Tokenizing a corpus composed of articles into sentences Python


I will like to analyze my first deep learning model using Python and in order to do so I have to first split my corpus (8807 articles) into sentences. My corpus is built as follows:

## Libraries to download
from nltk.tokenize import RegexpTokenizer
from nltk.corpus import stopwords
from nltk.stem.porter import PorterStemmer
from gensim import corpora, models
import gensim

import json
import nltk
import re
import pandas


appended_data = []


#for i in range(20014,2016):
#    df0 = pandas.DataFrame([json.loads(l) for l in open('SDM_%d.json' % i)])
#    appended_data.append(df0)

for i in range(2005,2016):
    if i > 2013:
        df0 = pandas.DataFrame([json.loads(l) for l in open('SDM_%d.json' % i)])
        appended_data.append(df0)
    df1 = pandas.DataFrame([json.loads(l) for l in open('Scot_%d.json' % i)])
    df2 = pandas.DataFrame([json.loads(l) for l in open('APJ_%d.json' % i)])
    df3 = pandas.DataFrame([json.loads(l) for l in open('TH500_%d.json' % i)])
    df4 = pandas.DataFrame([json.loads(l) for l in open('DRSM_%d.json' % i)])
    appended_data.append(df1)
    appended_data.append(df2)
    appended_data.append(df3)
    appended_data.append(df4)


appended_data = pandas.concat(appended_data)
# doc_set = df1.body

doc_set = appended_data.body

I am trying to use the function Word2Vec.load_word2vec_format from the library gensim.models but I have to first split my corpus (doc_set) into sentences.

from gensim.models import word2vec
model = Word2Vec.load_word2vec_format(doc_set, binary=False)

Any recommendations?

cheers


Solution

  • So, Gensim's Word2Vec requires this format for its training input: sentences = [['first', 'sentence'], ['second', 'sentence']].

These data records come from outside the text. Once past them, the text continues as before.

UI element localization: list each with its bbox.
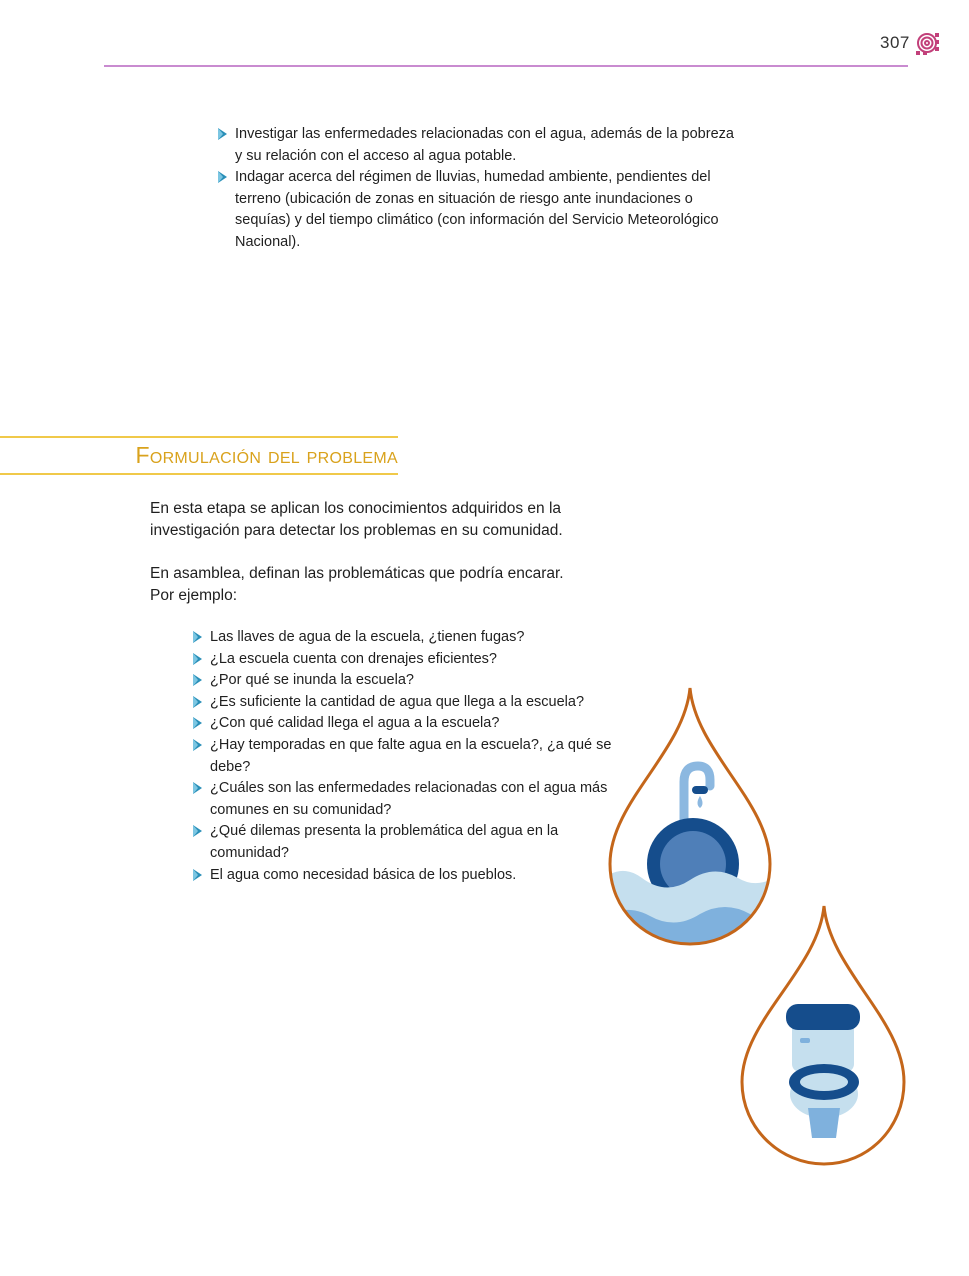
section-paragraph-2: En asamblea, definan las problemáticas q… [150, 565, 564, 604]
bullet-triangle-icon [193, 695, 202, 708]
list-item-text: Indagar acerca del régimen de lluvias, h… [235, 169, 719, 250]
list-item: ¿Es suficiente la cantidad de agua que l… [193, 692, 613, 714]
list-item-text: ¿Qué dilemas presenta la problemática de… [210, 823, 559, 861]
bullet-triangle-icon [193, 738, 202, 751]
list-item: El agua como necesidad básica de los pue… [193, 865, 613, 887]
list-item: ¿La escuela cuenta con drenajes eficient… [193, 649, 613, 671]
bullet-triangle-icon [218, 171, 227, 184]
list-item-text: ¿La escuela cuenta con drenajes eficient… [210, 650, 497, 667]
header-rule [104, 65, 908, 67]
list-item: ¿Cuáles son las enfermedades relacionada… [193, 778, 613, 821]
list-item-text: ¿Cuáles son las enfermedades relacionada… [210, 780, 608, 818]
sink-drop-illustration [608, 687, 772, 946]
list-item: Indagar acerca del régimen de lluvias, h… [218, 167, 738, 253]
list-item: Investigar las enfermedades relacionadas… [218, 124, 738, 167]
list-item: ¿Qué dilemas presenta la problemática de… [193, 821, 613, 864]
bullet-triangle-icon [218, 128, 227, 140]
list-item: Las llaves de agua de la escuela, ¿tiene… [193, 627, 613, 649]
list-item-text: El agua como necesidad básica de los pue… [210, 866, 517, 883]
list-item-text: ¿Con qué calidad llega el agua a la escu… [210, 715, 500, 732]
bullet-triangle-icon [193, 631, 202, 643]
bullet-triangle-icon [193, 652, 202, 665]
bullet-triangle-icon [193, 825, 202, 838]
list-item-text: Investigar las enfermedades relacionadas… [235, 126, 734, 164]
list-item-text: ¿Hay temporadas en que falte agua en la … [210, 736, 612, 775]
heading-rule-top [0, 436, 398, 438]
list-item: ¿Con qué calidad llega el agua a la escu… [193, 713, 613, 735]
bullet-triangle-icon [193, 782, 202, 795]
example-bullet-list: Las llaves de agua de la escuela, ¿tiene… [193, 627, 613, 886]
list-item-text: ¿Por qué se inunda la escuela? [210, 672, 414, 689]
toilet-drop-illustration [740, 905, 906, 1166]
bullet-triangle-icon [193, 717, 202, 730]
list-item-text: ¿Es suficiente la cantidad de agua que l… [210, 693, 585, 710]
intro-bullet-list: Investigar las enfermedades relacionadas… [218, 124, 738, 254]
page-ornament-icon [916, 33, 939, 55]
bullet-triangle-icon [193, 868, 202, 881]
heading-rule-bottom [0, 473, 398, 475]
section-heading: Formulación del problema [0, 436, 400, 476]
section-title: Formulación del problema [135, 442, 398, 468]
bullet-triangle-icon [193, 674, 202, 687]
list-item: ¿Hay temporadas en que falte agua en la … [193, 735, 613, 778]
page-number: 307 [880, 33, 910, 52]
list-item: ¿Por qué se inunda la escuela? [193, 670, 613, 692]
section-paragraph-1: En esta etapa se aplican los conocimient… [150, 500, 563, 539]
list-item-text: Las llaves de agua de la escuela, ¿tiene… [210, 629, 525, 645]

    I assume your documents contain more than one sentence. You should first split by sentences, you can do that with nltk (you might need to download the model first). Then tokenize each sentence and put everything together in a list.

    sent_detector = nltk.data.load('tokenizers/punkt/english.pickle')
    sentenized = doc_set.body.apply(sent_detector.tokenize)
    sentences = itertools.chain.from_iterable(sentenized.tolist()) # just to flatten
    
    result = []
    for sent in sentences:
        result += [nltk.word_tokenize(sent)]
    gensim.models.Word2Vec(result)
    

    Unfortunately I am not good enough with Pandas to perform all the operations in a "pandastic" way.

    Pay a lot of attention to the parameters of Word2Vec picking them right can make a huge difference.